Telecom provider Telus has already warned its customers that they’ll have to pay a surcharge of about $2 per customer on average starting this month, if they pay their bill with a credit card. And more and more businesses are likely to do the same soon.
In a poll of nearly 4,000 members of the Canadian Federation of Independent Business (CFIB) conducted in early September, the group found that about one in five small businesses plan to levy the fee, and more than a quarter say they will if their competitors do.
More than one-third say they plan to use other means to try to convince customers to pay using another method, and more than a quarter say they plan to simply increase their prices to cover the cost of credit card payments.
How much it costs merchants when customers pay with credit
Most small businesses say they don’t want to charge the fee, but with a card provider taking $2 of a $100 sale, they have little option but to levy the surcharge, even if it costs them customers.
“Most smaller merchants are still on the fence or don’t plan to surcharge as they don’t want to risk losing customers,” Corinne Pohlmann, CFIB’s senior vice-president of national affairs and partnerships, said. “But surcharging gives them the ability to offset some of their costs and be transparent with their customers about the fees they pay.”
Entrepreneurs Chris and Nunu Rampen are among those who plan on charging customers a fee for using a credit card, albeit begrudgingly.
“I look favourably on this change because I think it will probably change consumer behaviour,” said Chris, who owns Buna, a downtown Toronto coffee shop, and Nunu, a restaurant, with his wife. “They will think of cheaper methods like either cash — a lot of restaurants just accept cash — or debit, which is much, much cheaper.”
He said interchange fees have long been a thorn in his side, but with the restaurant industry coming out of financial losses sustained during the COVID-19 pandemic, his business is less able than ever to withstand them.
“We’re really in a point of razor-thin margins, and two per cent could matter,” he said. “I don’t see another solution, frankly.”
Consumer choice
Consumers are likely to bristle at the fee, but based on what some of them told CBC News this week, it seems that Rampen’s hope of getting them to choose different payment options is likely to work.
Calgarian Irene Kreitz said a two per cent surcharge is likely enough to get her to take a different card out of her wallet.
“For an additional two per cent … no, I wouldn’t use my credit card, I would use my debit,” she said.
Samantha Cook, also of Calgary, is of a similar mindset. “The cost of living is already fairly high … so with that extra two per cent, I’m more inclined to use my debit card,” she said.
For others, the lure of reward points will likely be enough to keep them using their cards even if a fee is attached.
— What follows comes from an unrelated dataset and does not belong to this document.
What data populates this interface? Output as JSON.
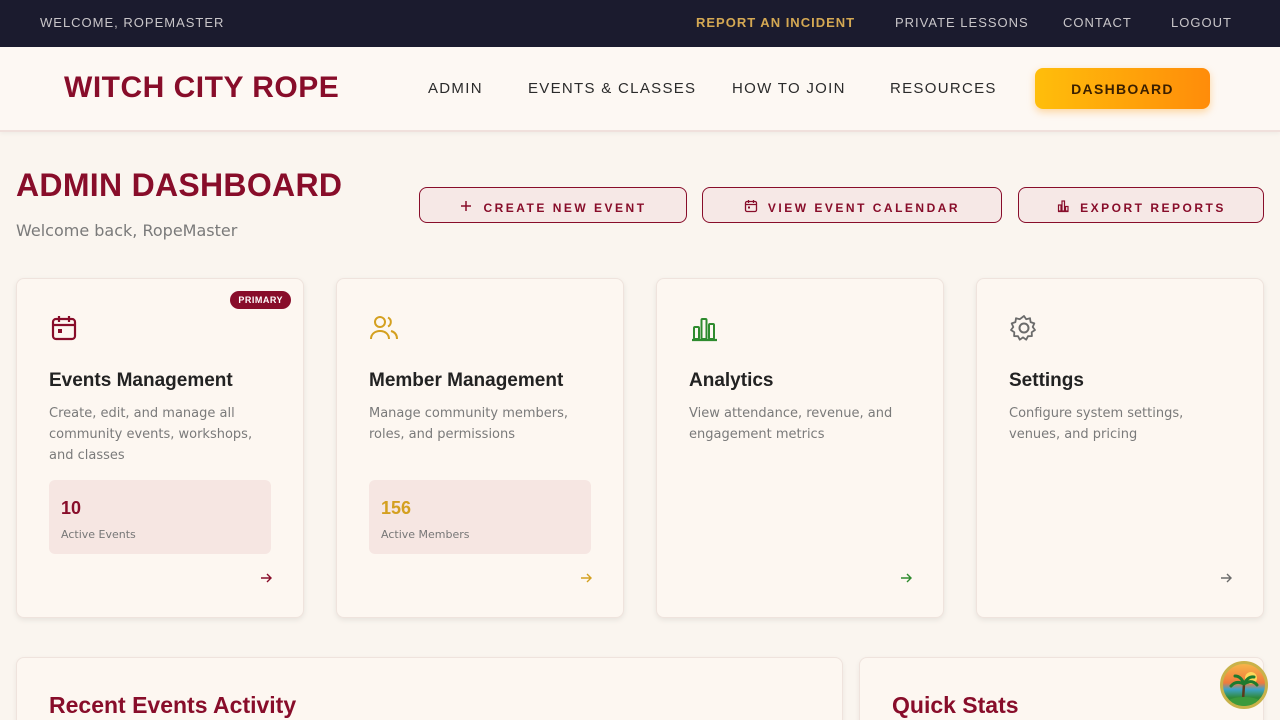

A Bank of Canada report last year found that Canadians racked up $3.4 billion worth of rewards from their credit cards in 2018, with higher-income earners benefiting the most because they are far more likely to use credit cards as payment.
Those rewards come at a steep cost for merchants — more than $11 billion in 2018, the central bank found — but many consumers will be unlikely to give up those perks.
“I rarely pay for travel because of the points,” Calgary resident Lyndsay Powell said. “Every single thing I buy, I don’t even have a debit card that I carry with me [because] I would take … travel points for everything.”
For Chris Rampen, it’s unreasonable for shoppers to get a free ride at the expense of hard-hit small business owners.
“What’s unreasonable is that I’m paying the fees,” he said. “So yeah, I’m very happy that it would be transferred to the people actually making the choice — and they do have a choice.”